Review: I'd give this book 2 stars if it weren't for the historical and political significance it has accrued. Like a lot of "dissident" literature, Solzhenitsyn's work has become overrated. The narrative voice here changes abruptly from an erudite prose to "Shukhov" speaking colloquially, and back again. The political points made are as unsubtle as the characters themselves. And really, when you think about it, Ivan Denisovich Shukhov doesn't really have that bad of a day...just a dull one.

Rating: 4 stars
Summary: Worth a read
Review: A novel relating a day in the life of a Siberian labor camp inmate.

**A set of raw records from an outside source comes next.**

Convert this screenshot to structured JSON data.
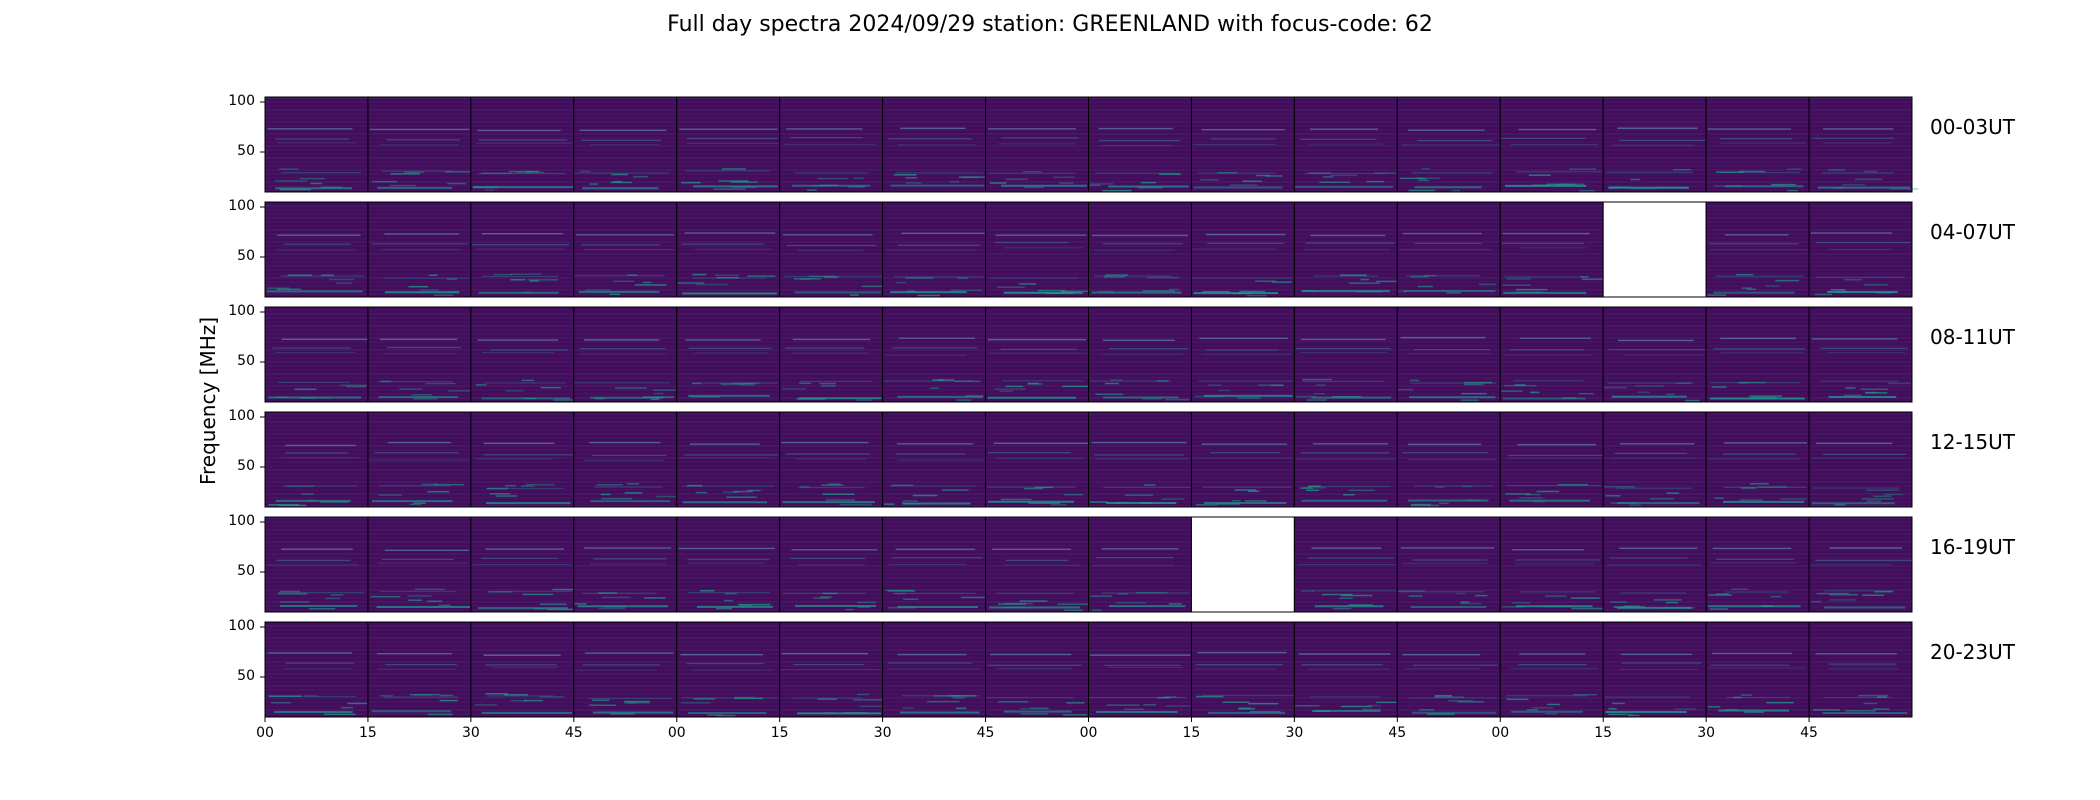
{
  "chart_data": {
    "type": "heatmap",
    "title": "Full day spectra 2024/09/29 station: GREENLAND with focus-code: 62",
    "ylabel": "Frequency [MHz]",
    "yticks": [
      "100",
      "50"
    ],
    "ylim": [
      10,
      105
    ],
    "xtick_labels": [
      "00",
      "15",
      "30",
      "45",
      "00",
      "15",
      "30",
      "45",
      "00",
      "15",
      "30",
      "45",
      "00",
      "15",
      "30",
      "45"
    ],
    "panels_per_row": 16,
    "panel_minutes": 15,
    "colormap": "viridis",
    "rows": [
      {
        "label": "00-03UT",
        "missing_panels": []
      },
      {
        "label": "04-07UT",
        "missing_panels": [
          13
        ]
      },
      {
        "label": "08-11UT",
        "missing_panels": []
      },
      {
        "label": "12-15UT",
        "missing_panels": []
      },
      {
        "label": "16-19UT",
        "missing_panels": [
          9
        ]
      },
      {
        "label": "20-23UT",
        "missing_panels": []
      }
    ]
  }
}
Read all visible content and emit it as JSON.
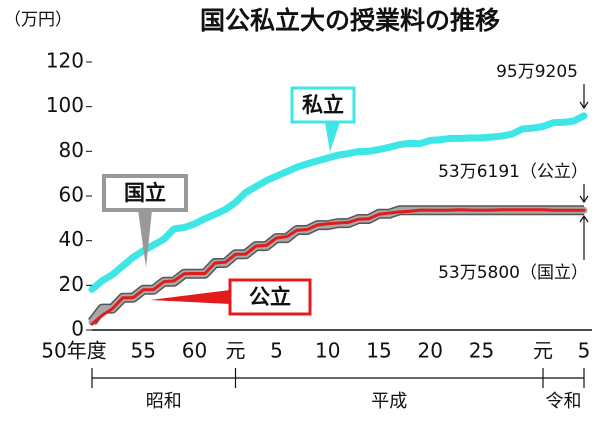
{
  "chart_data": {
    "type": "line",
    "title": "国公私立大の授業料の推移",
    "y_unit": "（万円）",
    "ylim": [
      0,
      120
    ],
    "yticks": [
      0,
      20,
      40,
      60,
      80,
      100,
      120
    ],
    "categories": [
      "50年度",
      null,
      null,
      null,
      null,
      "55",
      null,
      null,
      null,
      null,
      "60",
      null,
      null,
      null,
      "元",
      null,
      null,
      null,
      "5",
      null,
      null,
      null,
      null,
      "10",
      null,
      null,
      null,
      null,
      "15",
      null,
      null,
      null,
      null,
      "20",
      null,
      null,
      null,
      null,
      "25",
      null,
      null,
      null,
      null,
      null,
      "元",
      null,
      null,
      null,
      "5"
    ],
    "eras": [
      "昭和",
      "平成",
      "令和"
    ],
    "series": [
      {
        "name": "私立",
        "color": "#3fe6e6",
        "values": [
          18.2,
          22.1,
          24.8,
          28.7,
          32.5,
          35.5,
          38.0,
          40.6,
          45.3,
          45.9,
          47.5,
          49.8,
          51.8,
          53.9,
          57.1,
          61.6,
          64.2,
          66.9,
          68.9,
          70.9,
          72.9,
          74.4,
          75.7,
          77.0,
          78.3,
          79.0,
          79.9,
          80.0,
          80.8,
          81.8,
          83.0,
          83.6,
          83.4,
          84.9,
          85.2,
          85.8,
          85.8,
          86.0,
          86.0,
          86.4,
          86.8,
          87.8,
          90.0,
          90.4,
          91.1,
          92.8,
          93.0,
          93.6,
          95.9205
        ]
      },
      {
        "name": "国立",
        "color": "#a8a8a8",
        "values": [
          3.6,
          9.6,
          9.6,
          14.4,
          14.4,
          18.0,
          18.0,
          21.6,
          21.6,
          25.2,
          25.2,
          25.2,
          30.0,
          30.0,
          33.96,
          33.96,
          37.56,
          37.56,
          41.16,
          41.16,
          44.76,
          44.76,
          46.98,
          46.98,
          47.88,
          47.88,
          49.68,
          49.68,
          52.08,
          52.08,
          53.58,
          53.58,
          53.58,
          53.58,
          53.58,
          53.58,
          53.58,
          53.58,
          53.58,
          53.58,
          53.58,
          53.58,
          53.58,
          53.58,
          53.58,
          53.58,
          53.58,
          53.58,
          53.58
        ]
      },
      {
        "name": "公立",
        "color": "#e01c1c",
        "values": [
          2.7,
          6.6,
          9.6,
          14.4,
          14.4,
          18.0,
          18.1,
          21.6,
          22.0,
          25.2,
          25.3,
          25.3,
          30.0,
          30.3,
          33.9,
          33.99,
          37.6,
          37.9,
          41.2,
          41.8,
          44.7,
          45.0,
          47.0,
          47.6,
          47.9,
          48.2,
          49.6,
          49.8,
          51.8,
          52.4,
          52.9,
          53.2,
          53.7,
          53.7,
          53.6,
          53.7,
          53.8,
          53.7,
          53.7,
          53.7,
          53.8,
          53.8,
          53.8,
          53.8,
          53.8,
          53.6,
          53.6,
          53.6,
          53.6191
        ]
      }
    ],
    "annotations": [
      "95万9205",
      "53万6191（公立）",
      "53万5800（国立）"
    ]
  }
}
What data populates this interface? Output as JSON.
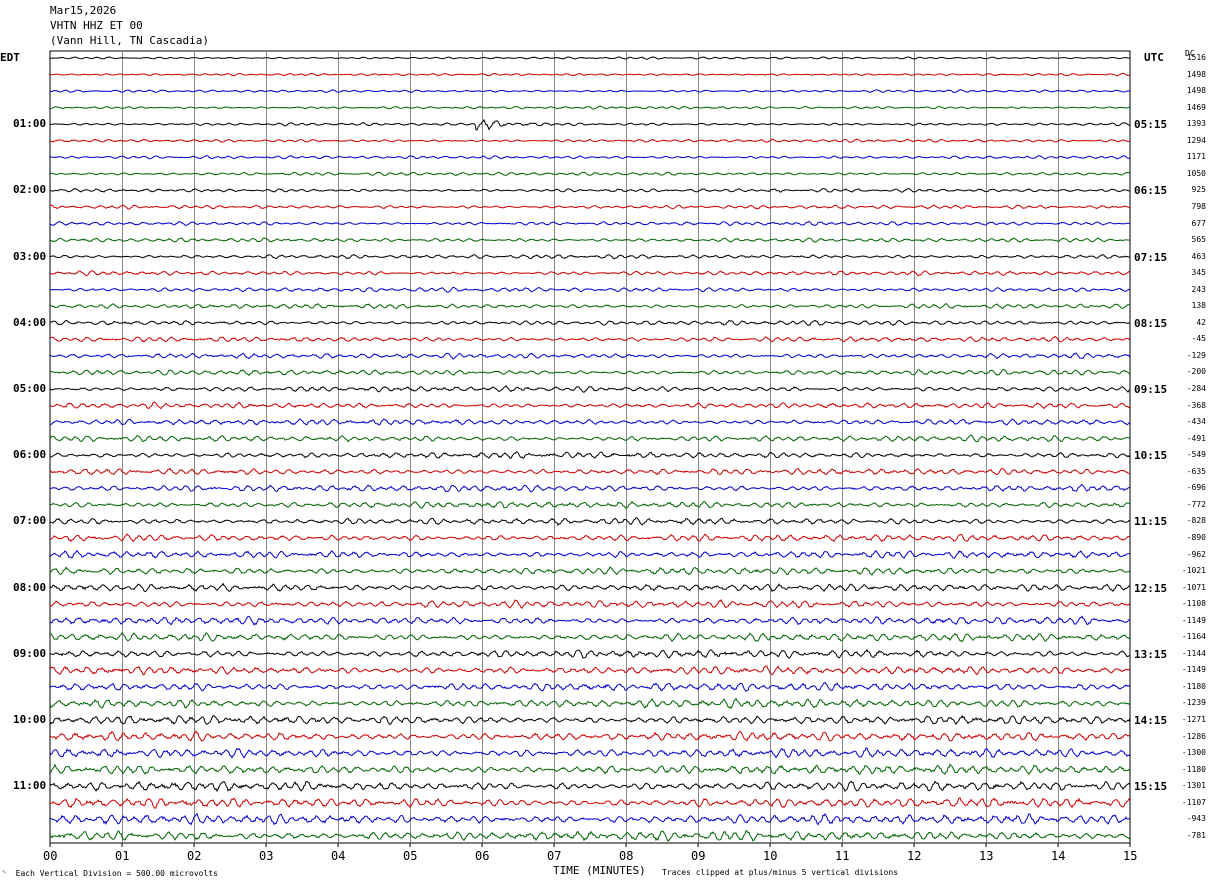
{
  "header": {
    "date": "Mar15,2026",
    "station": "VHTN HHZ ET 00",
    "location": "(Vann Hill, TN Cascadia)"
  },
  "chart_data": {
    "type": "line",
    "title": "",
    "xlabel": "TIME (MINUTES)",
    "x_ticks": [
      "00",
      "01",
      "02",
      "03",
      "04",
      "05",
      "06",
      "07",
      "08",
      "09",
      "10",
      "11",
      "12",
      "13",
      "14",
      "15"
    ],
    "xlim": [
      0,
      15
    ],
    "grid": true,
    "left_axis_label": "EDT",
    "right_axis_label": "UTC",
    "dc_label": "DC",
    "left_hour_labels": [
      "01:00",
      "02:00",
      "03:00",
      "04:00",
      "05:00",
      "06:00",
      "07:00",
      "08:00",
      "09:00",
      "10:00",
      "11:00"
    ],
    "right_hour_labels": [
      "05:15",
      "06:15",
      "07:15",
      "08:15",
      "09:15",
      "10:15",
      "11:15",
      "12:15",
      "13:15",
      "14:15",
      "15:15"
    ],
    "trace_colors": [
      "#000000",
      "#cc0000",
      "#0000cc",
      "#006400"
    ],
    "dc_offsets": [
      1516,
      1498,
      1498,
      1469,
      1393,
      1294,
      1171,
      1050,
      925,
      798,
      677,
      565,
      463,
      345,
      243,
      138,
      42,
      -45,
      -129,
      -200,
      -284,
      -368,
      -434,
      -491,
      -549,
      -635,
      -696,
      -772,
      -828,
      -890,
      -962,
      -1021,
      -1071,
      -1108,
      -1149,
      -1164,
      -1144,
      -1149,
      -1180,
      -1239,
      -1271,
      -1286,
      -1300,
      -1180,
      -1301,
      -1107,
      -943,
      -781
    ],
    "event": {
      "trace_index": 4,
      "start_minute": 5.9,
      "end_minute": 7.0
    },
    "footer_left": "Each Vertical Division =  500.00 microvolts",
    "footer_right": "Traces clipped at plus/minus 5 vertical divisions"
  }
}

It lacks the gripping quality of books such as Journey Into the Whirlwind, but portrays well the details of an average prisoner's life and thoughts.

Rating: 4 stars
Summary: Very enjoyable.
Review: This story gives you a overwhelming feeling of what it was like to be living in a socialist concentration camp and I thought it was a great read for people who are interested in history.

Rating: 5 stars
Summary: Amazing.
Review: If you liked "Brave New World," or "1984," you'll like "One Day in the Life of Ivan Denisovich." The main character, Ivan, is imprisoned in a Soviet Labor camp, where he works everyday. It shows how their lives are run in a totalitarian manner. It shows how they must survive under totalitarian rule. There are things in this camp that are accepted, where in normal society they would be morally rejected. People have no second thoughts towards stealing and bribery. They do what they must to survive. When near nothing is given to them, they do what they must in order to live. The Soviets place no value on their lives for they are expendable. Ivan's day of survival will move you and make you happy that you're not in a Soviet Labor camp on the steppe.